The bill has now been published and is open to MSPs of all parties to sign in support. To progress further the bill needs to attract the support of 18 other MSPs from at least three political parties in the Scottish Parliament (currently these are SNP, Labour, Conservative, Liberal Democrat, Green and Independent). At present it is supported by members of two parties but not yet three. These signatures must be collected before the summer recess that begins at the end of June.

The Evangelical Alliance Scotland is encouraging all supporters to contact their MSPs as a matter of urgency to ask them to support this bill. At this stage they are not committing to vote in favour of the bill but rather to allowing the proposal to be properly considered and debated at Holyrood. Click here to find out who your MSPs are.

Notes:

You might like to consider making the following points in your e-mail or letter (thanks to CARE for Scotland for these):

1. That demand for prostitution is the abuse of women and many young women are forced into the sex industry as a result of human trafficking or drug dependency. Home Office figures reveal that homelessness, living in care, debt and substance abuse are all common experiences prior to a person entering prostitution. Many people, (perhaps even as many as 50 per cent) are drawn into prostitution under the age of 18. Many people in prostitution experience violence and abuse both in the home and in the course of prostitution. A staggering 80-95 per cent of people in street-based prostitution are addicted to class A drugs, and pimps and trafficker often use drug dependency as a form of control. (Paying the Price, Home Office 2004). A study of prostitution in Glasgow in 2010 echoed these findings revealing high levels of alcohol and drug use, violence, homelessness and under age involvement experienced those in prostitution in that city. (Matthews and Easton 2010)
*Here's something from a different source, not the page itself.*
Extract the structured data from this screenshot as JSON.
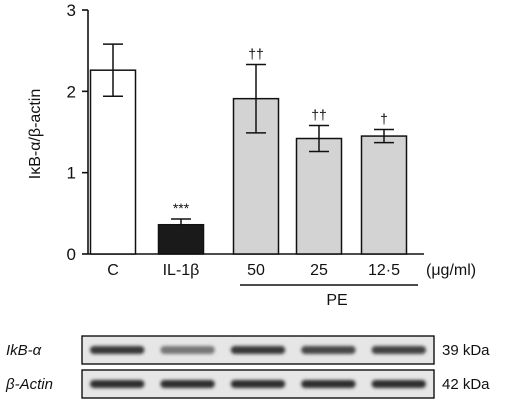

2. That similar legislation in Sweden and Norway has had a dramatic effect on reducing the rates of human trafficking and prostitution. Studies have shown that prostitution has been halved since the Swedish law was introduced and researchers at Gothenburg University have shown that Sweden has much lower levels of trafficking than in neighbouring countries Denmark and Finland (Jakobsson & Kotsadam 2010). The Swedish police report that they have evidence of traffickers avoiding Sweden and considering it a "bad market" for coerced prostitution.

3. That by signing the proposal MSPs are saying that they are happy for the Bill to be debated and for the issues involved to be examined by a parliamentary committee.

4. That this issue will not go away and it would be better to have a full and frank consideration of the facts by the Scottish Parliament.